Step 1 Open a web browser and connect to the publisher node, RSVCP-CPPM-1.
Step 2 Log in using the admin credentials.
- Username: admin
- Password: Aruba123!
Step 3 Go to Administration > Certificates > Trust List and click the +Add link at the upper right.
Step 4 In the Add Certificate window, select the .cer file for the Root CA, select EAP from the Usage dropdown, and click the Add Certificate button.
Step 5 After importing the Root CA certificate, proceed to the following section to import the RADIUS server certificates.
RADIUS Server Certificate
Follow the steps below to import the server certificates for both ClearPass servers through the publisher’s web UI.
Step 1 Open a web browser and connect to the publisher node, RSVCP-CPPM-1.

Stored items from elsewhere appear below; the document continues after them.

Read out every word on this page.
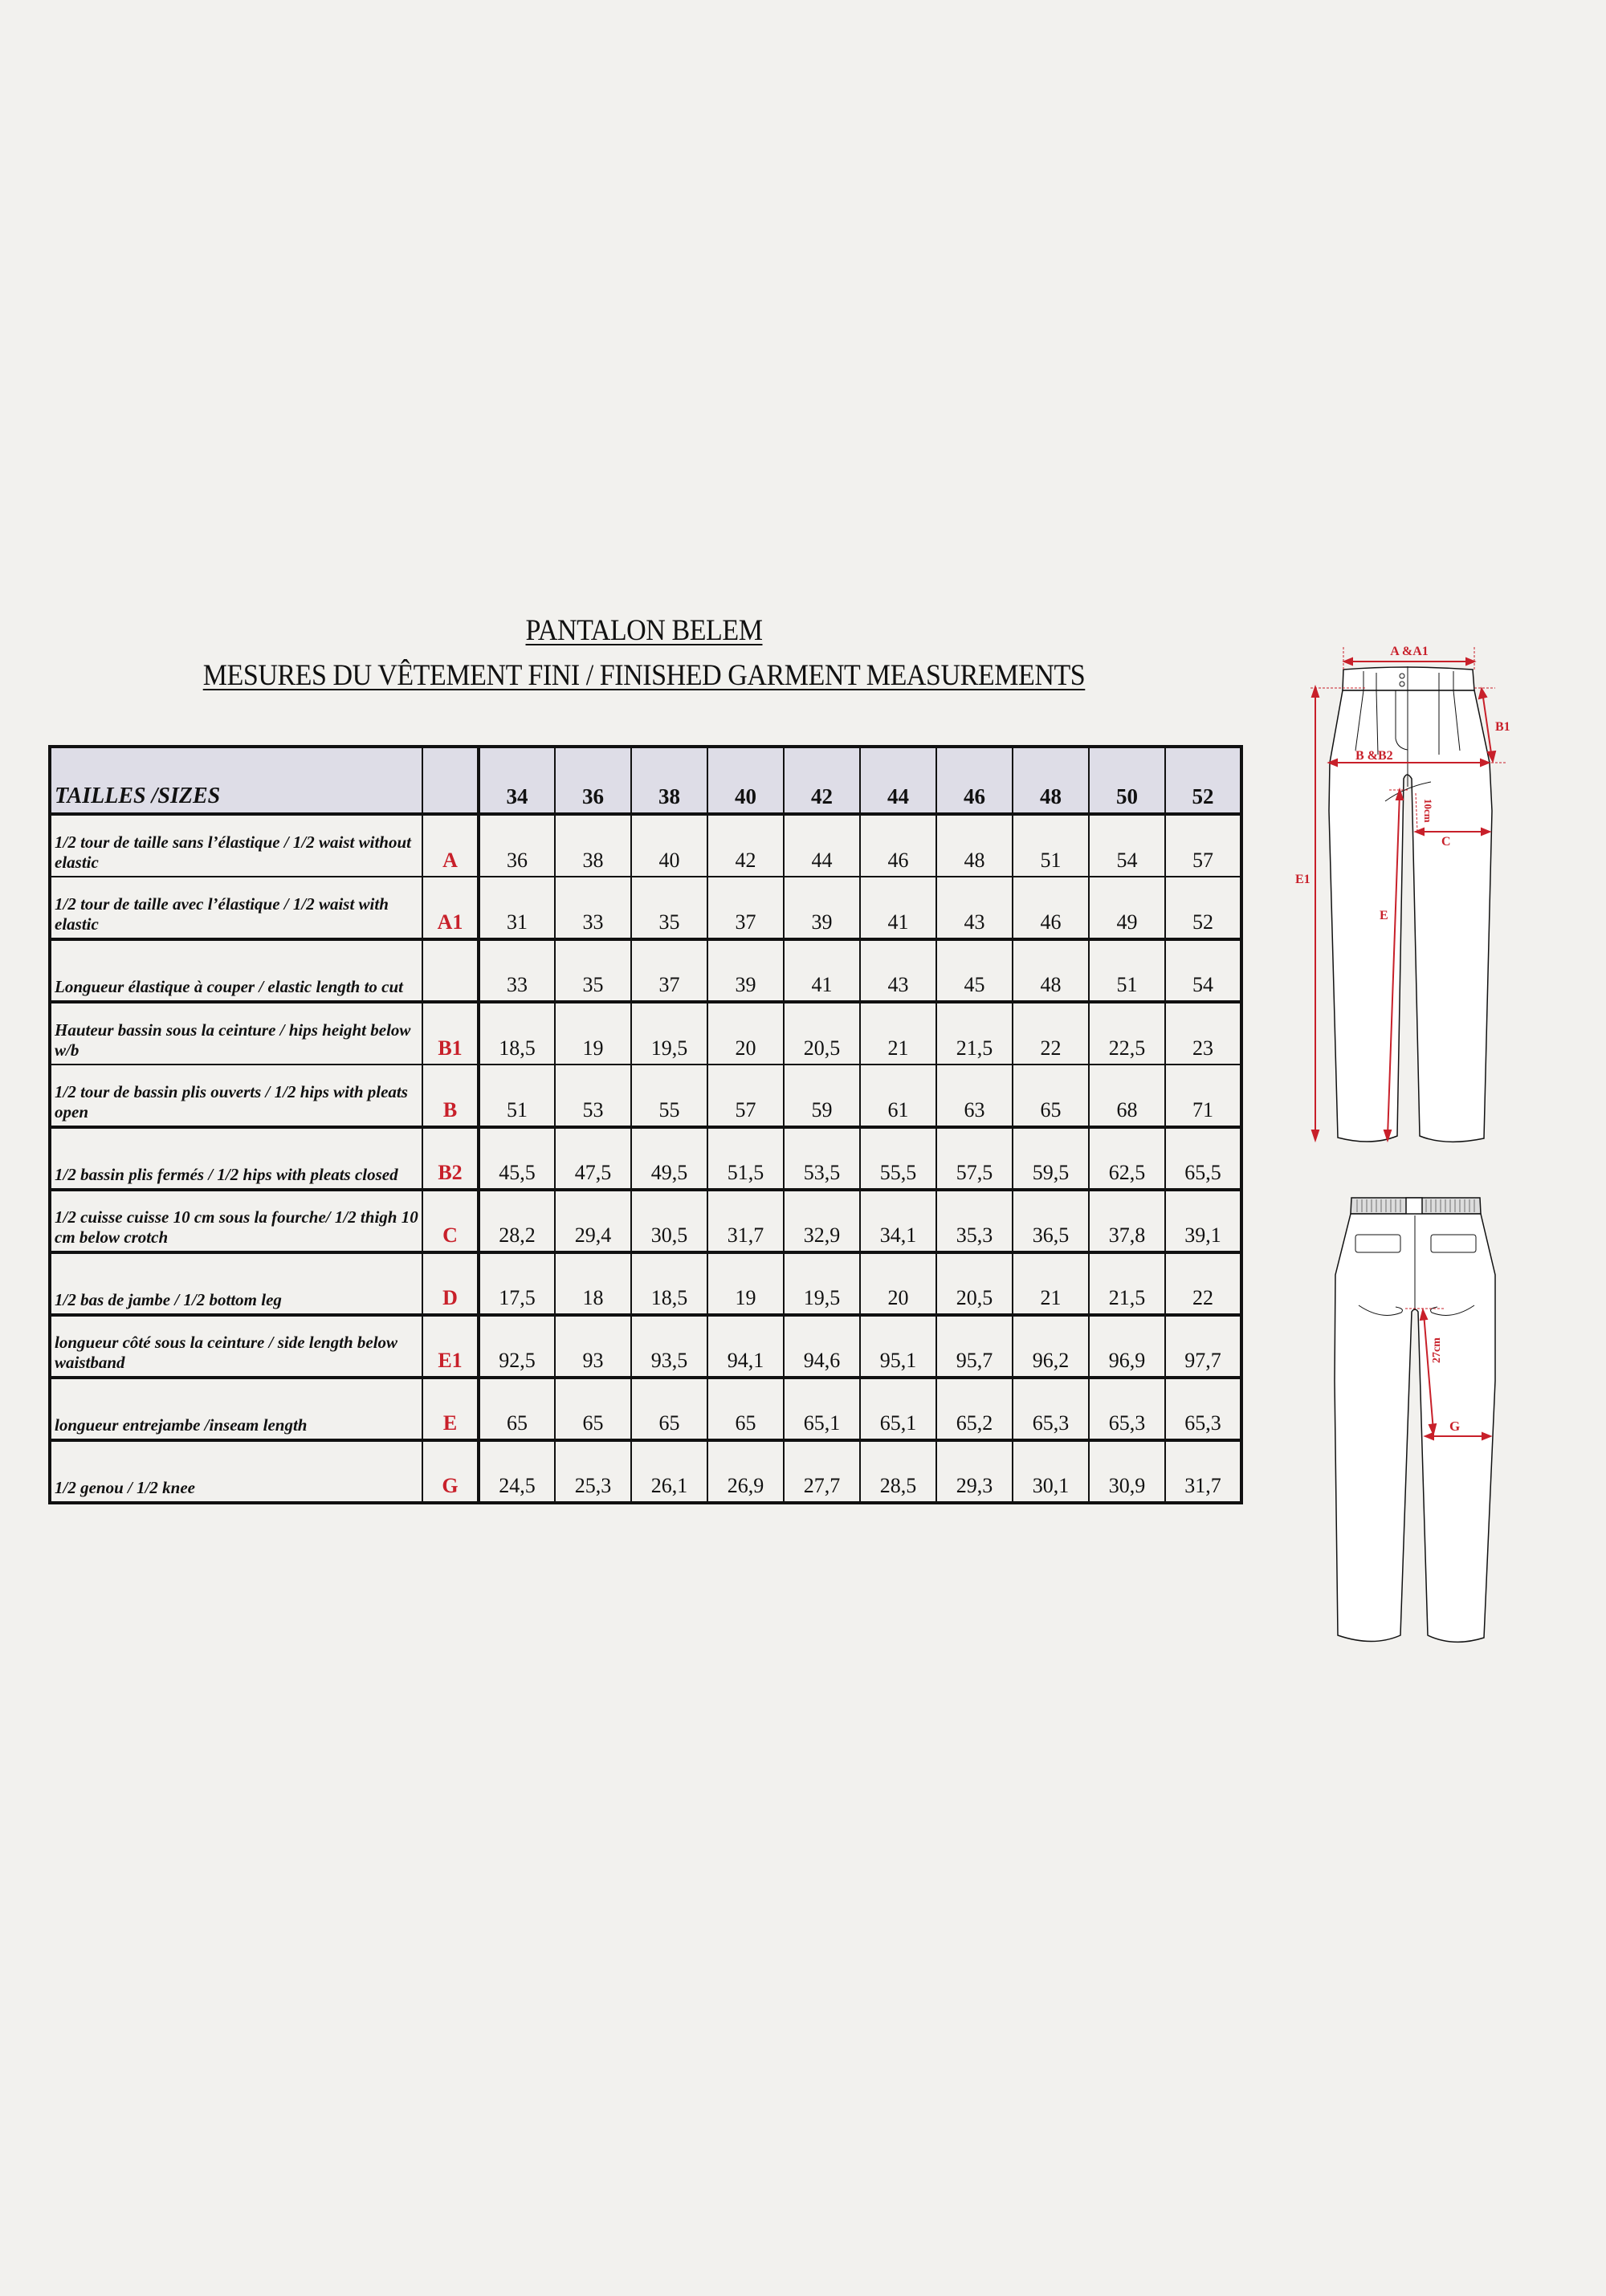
PANTALON BELEM
MESURES DU VÊTEMENT FINI / FINISHED GARMENT MEASUREMENTS
TAILLES /SIZES		34	36	38	40	42	44	46	48	50	52
1/2 tour de taille sans l’élastique / 1/2 waist without elastic	A	36	38	40	42	44	46	48	51	54	57
1/2 tour de taille avec l’élastique / 1/2 waist with elastic	A1	31	33	35	37	39	41	43	46	49	52
Longueur élastique à couper / elastic length to cut		33	35	37	39	41	43	45	48	51	54
Hauteur bassin sous la ceinture / hips height below w/b	B1	18,5	19	19,5	20	20,5	21	21,5	22	22,5	23
1/2 tour de bassin plis ouverts / 1/2 hips with pleats open	B	51	53	55	57	59	61	63	65	68	71
1/2 bassin plis fermés / 1/2 hips with pleats closed	B2	45,5	47,5	49,5	51,5	53,5	55,5	57,5	59,5	62,5	65,5
1/2 cuisse cuisse 10 cm sous la fourche/ 1/2 thigh 10 cm below crotch	C	28,2	29,4	30,5	31,7	32,9	34,1	35,3	36,5	37,8	39,1
1/2 bas de jambe / 1/2 bottom leg	D	17,5	18	18,5	19	19,5	20	20,5	21	21,5	22
longueur côté sous la ceinture / side length below waistband	E1	92,5	93	93,5	94,1	94,6	95,1	95,7	96,2	96,9	97,7
longueur entrejambe /inseam length	E	65	65	65	65	65,1	65,1	65,2	65,3	65,3	65,3
1/2 genou / 1/2 knee	G	24,5	25,3	26,1	26,9	27,7	28,5	29,3	30,1	30,9	31,7
A &A1
B &B2
B1
10cm
C
E1
E
27cm
G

Step 2 Log in using the admin credentials.
- Username: admin
- Password: Aruba123!
Step 3 Go to Administration > Certificates > Certificate Store, and click the Create Certificate Signing Request link at the upper right.
Step 4 in the Import Certificate window, enter the following parameters for this deployment, then click the Import button.
- Certificate type: Server Certificate
- Server IP: RSVCP-CPPM-1
- Usage: RADIUS/EAP Server Certificate
- Upload Method: Upload Certificate and Use Saved Private Key
- Certificate File: Select the certificate file for RSVCP-CPPM-1 received from the Windows administrator
Step 5 Repeat steps 3 and 4 and select certificate file RSVCP-CPPM-2 in step 4 to import the second certificate.
After completing these tasks, proceed to the Configure WLAN and LAN Authentication chapter.